GENEVE (Reuters) - La vie s'est figée dans le nord de l'Etat Rakhine, région de l'ouest de la Birmanie où ne vivent plus que 180.000 Rohingyas après la fuite de 650.000 membres de cette minorité musulmane au Bangladesh pour échapper aux exactions de l'armée birmane, a déclaré mercredi la Croix-Rouge.

De retour d'une mission de trois jours dans cette région à l'accès très limité, Dominik Stillhart, directeur des opérations du Comité international de la Croix-Rouge (CICR), souligne que la persistance des tensions religieuses dissuade les commerçants musulmans de rouvrir leurs magasins et étals sur les marchés de cette région majoritairement bouddhiste.

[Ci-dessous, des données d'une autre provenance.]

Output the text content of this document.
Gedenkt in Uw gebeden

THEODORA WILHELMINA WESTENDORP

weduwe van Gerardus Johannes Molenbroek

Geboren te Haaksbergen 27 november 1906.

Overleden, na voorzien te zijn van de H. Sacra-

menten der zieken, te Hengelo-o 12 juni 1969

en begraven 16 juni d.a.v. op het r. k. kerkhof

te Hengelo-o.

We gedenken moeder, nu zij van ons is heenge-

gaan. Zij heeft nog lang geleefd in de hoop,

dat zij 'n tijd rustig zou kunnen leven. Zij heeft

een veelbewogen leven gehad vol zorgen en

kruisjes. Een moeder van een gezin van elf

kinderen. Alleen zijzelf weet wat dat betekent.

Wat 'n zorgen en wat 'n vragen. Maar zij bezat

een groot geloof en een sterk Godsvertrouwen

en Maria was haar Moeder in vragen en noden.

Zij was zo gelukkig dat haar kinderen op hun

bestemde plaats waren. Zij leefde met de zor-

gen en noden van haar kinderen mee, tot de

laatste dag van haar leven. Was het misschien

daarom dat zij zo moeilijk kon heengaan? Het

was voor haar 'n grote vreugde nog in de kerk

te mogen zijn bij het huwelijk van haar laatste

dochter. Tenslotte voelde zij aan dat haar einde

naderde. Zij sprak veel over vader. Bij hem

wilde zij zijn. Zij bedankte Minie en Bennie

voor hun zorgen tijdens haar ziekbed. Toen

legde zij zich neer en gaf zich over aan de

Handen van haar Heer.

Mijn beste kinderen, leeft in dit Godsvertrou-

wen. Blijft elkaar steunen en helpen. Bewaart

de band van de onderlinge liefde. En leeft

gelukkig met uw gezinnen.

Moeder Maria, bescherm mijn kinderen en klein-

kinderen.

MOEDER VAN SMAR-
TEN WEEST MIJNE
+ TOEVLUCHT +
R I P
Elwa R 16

Le CICR est l'une des rares organisations humanitaires à avoir été autorisée à livrer de l'aide dans l'Etat Rakhine depuis que l'armée birmane a répondu à une attaque d'insurgés rohingyas le 25 août par une vaste campagne de répression qualifiée de "nettoyage ethnique" par l'Onu.

"La situation dans le nord de l'Etat Rakhine s'est stabilisée, il n'y a que des incidents très sporadiques, mais les tensions entre communautés sont énormes", a raconté Dominik Stillhart devant la presse.

"On ressent à quel point les deux principales communautés ont peur l'une de l'autre. Ce qui m'a surpris, c'est que ce ne sont pas seulement les musulmans qui ont peur, c'est le cas aussi des autres communautés."

DESTRUCTIONS MASSIVES

Le responsable du CICR a pu se rendre dans les trois villes du nord de l'Etat Rakhine dans lesquelles l'agence distribue de la nourriture, de l'eau et d'autres produits de première nécessité à environ 150.000 personnes.

La Croix-Rouge espère pouvoir aider d'ici la fin de l'année les 180.000 Rohingyas qui vivraient encore dans cette région "sensible", sur un total d'environ 300.000 dans l'ensemble de l'Etat, précise Dominik Stillhart.

"Quand on se déplace dans la campagne, on voit que des deux côtés de la route, les villages ont été totalement rasés", témoigne-t-il.

"Cela donne une idée de l'ampleur des destructions. Il y a aussi une impression prégnante d'absence. C'est comme si la vie s'était figée, les gens ne se déplacent pas, les magasins sont fermés (...)"

La principale difficulté à laquelle sont confrontés les Rohingyas aujourd'hui n'est plus tant la violence que "leur capacité très limitée à accéder à leurs moyens de subsistance, comme les champs et les étals sur les marchés", souligne le responsable du CICR.

Malgré la signature le mois dernier d'un accord de rapatriement entre le Bangladesh et la Birmanie, il dit ne pas s'attendre à ce que les réfugiés rentrent de sitôt dans l'Etat Rakhine, que les musulmans continuent à fuir au rythme d'environ 300 par jour, selon les chiffres de l'Onu.